Craig Wright, the self-professed inventor of Bitcoin (BTC), has less than a month to prove he can unlock 1.1 million BTC and show the world that he is Satoshi Nakamoto.
US judge Beth Bloom is giving the Australian computer scientist until February 3rd to access about $9.2 billion worth of Bitcoin said to be locked in a “Tulip Trust,” an encrypted document that holds the keys to the BTC that Wright and Kleiman mined together. Their two cryptographic signatures are required to unlock it.
Wright claims a “bonded courier” who possesses the keys that can unlock the encrypted Tulip Trust will arrive this month.
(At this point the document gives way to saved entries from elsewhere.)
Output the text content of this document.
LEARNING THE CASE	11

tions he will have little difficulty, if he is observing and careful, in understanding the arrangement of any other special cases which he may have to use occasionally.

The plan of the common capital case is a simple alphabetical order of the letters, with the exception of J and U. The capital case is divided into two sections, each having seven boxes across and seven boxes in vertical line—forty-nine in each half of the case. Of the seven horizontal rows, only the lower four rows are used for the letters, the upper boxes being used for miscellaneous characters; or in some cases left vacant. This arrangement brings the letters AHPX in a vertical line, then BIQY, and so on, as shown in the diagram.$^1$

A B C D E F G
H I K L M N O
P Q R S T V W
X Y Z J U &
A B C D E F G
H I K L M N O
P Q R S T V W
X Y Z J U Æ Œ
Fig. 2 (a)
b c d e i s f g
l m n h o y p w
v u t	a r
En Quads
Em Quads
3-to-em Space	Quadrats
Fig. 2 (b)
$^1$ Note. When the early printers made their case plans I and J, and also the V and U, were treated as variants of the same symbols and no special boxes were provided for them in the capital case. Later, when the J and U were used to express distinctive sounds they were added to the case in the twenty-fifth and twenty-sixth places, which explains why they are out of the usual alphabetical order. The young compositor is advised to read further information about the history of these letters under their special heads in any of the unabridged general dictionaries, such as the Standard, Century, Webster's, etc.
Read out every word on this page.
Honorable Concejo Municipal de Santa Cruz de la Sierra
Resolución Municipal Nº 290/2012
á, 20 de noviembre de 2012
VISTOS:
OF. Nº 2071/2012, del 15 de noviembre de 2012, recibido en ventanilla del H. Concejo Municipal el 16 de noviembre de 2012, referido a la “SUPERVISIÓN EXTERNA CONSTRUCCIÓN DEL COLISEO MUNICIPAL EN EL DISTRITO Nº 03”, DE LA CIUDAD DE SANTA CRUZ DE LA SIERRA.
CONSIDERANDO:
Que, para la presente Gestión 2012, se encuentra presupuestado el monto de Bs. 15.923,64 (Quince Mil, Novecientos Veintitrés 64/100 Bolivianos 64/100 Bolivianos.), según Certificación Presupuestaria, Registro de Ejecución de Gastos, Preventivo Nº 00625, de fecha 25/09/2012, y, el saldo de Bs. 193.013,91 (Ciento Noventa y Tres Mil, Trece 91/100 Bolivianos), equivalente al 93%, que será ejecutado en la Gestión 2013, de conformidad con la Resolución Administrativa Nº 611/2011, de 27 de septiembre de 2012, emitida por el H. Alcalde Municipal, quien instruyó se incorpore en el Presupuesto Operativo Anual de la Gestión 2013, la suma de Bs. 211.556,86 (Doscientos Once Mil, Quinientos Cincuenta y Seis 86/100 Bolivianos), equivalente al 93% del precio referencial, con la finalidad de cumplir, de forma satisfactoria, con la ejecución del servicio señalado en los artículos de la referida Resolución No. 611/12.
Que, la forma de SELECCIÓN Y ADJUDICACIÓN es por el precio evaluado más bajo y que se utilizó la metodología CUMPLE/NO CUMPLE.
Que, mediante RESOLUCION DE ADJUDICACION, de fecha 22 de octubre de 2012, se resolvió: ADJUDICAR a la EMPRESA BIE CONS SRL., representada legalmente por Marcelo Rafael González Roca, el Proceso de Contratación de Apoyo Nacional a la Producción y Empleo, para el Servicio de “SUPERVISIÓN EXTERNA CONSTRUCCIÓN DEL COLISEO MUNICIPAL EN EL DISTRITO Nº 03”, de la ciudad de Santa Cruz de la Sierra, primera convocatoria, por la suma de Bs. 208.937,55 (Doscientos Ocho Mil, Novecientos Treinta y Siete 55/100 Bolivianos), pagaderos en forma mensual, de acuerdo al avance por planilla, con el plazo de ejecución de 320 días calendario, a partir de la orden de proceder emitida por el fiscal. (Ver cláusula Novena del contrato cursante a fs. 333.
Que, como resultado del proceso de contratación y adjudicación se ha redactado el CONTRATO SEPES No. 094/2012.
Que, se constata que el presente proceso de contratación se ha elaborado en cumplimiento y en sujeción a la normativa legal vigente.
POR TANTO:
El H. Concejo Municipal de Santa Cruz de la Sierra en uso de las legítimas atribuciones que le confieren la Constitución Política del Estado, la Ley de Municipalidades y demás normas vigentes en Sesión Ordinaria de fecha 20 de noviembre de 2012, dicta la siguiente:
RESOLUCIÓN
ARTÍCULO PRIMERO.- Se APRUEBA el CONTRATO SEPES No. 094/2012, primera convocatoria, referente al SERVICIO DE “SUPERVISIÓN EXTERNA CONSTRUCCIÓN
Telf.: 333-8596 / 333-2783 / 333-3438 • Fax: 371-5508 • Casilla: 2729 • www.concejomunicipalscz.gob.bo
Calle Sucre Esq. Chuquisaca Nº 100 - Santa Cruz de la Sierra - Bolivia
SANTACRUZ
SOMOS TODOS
Until the courier makes an appearance, Wright says that the trust remains inaccessible.
According to the court ruling,
“In light of the Defendant’s representations that the bonded courier is scheduled to arrive in January 2020, the Court will permit the Defendant through and including February 3, 2020, to file a notice with the Court indicating whether or not this mysterious figure has appeared from the shadows and whether the Defendant now has access to the last key slice needed to unlock the encrypted file.
In the event this occurs, and further if the Defendant produces his list of Bitcoin Holdings as ordered by the Magistrate Judge, then this Court will not impose any additional sanctions.”
Should the mysterious courier provide the keys to unlock the Tulip Trust, Craig Wright would have ammunition to prove that he is indeed the anonymous creator of Bitcoin.
The ruling is part of the lawsuit filed by Ira Kleiman, brother of Wright’s deceased business partner David Kleiman, against Wright. At the heart of the case is the alleged theft of 1.1 million BTC by Wright from the late David Kleiman.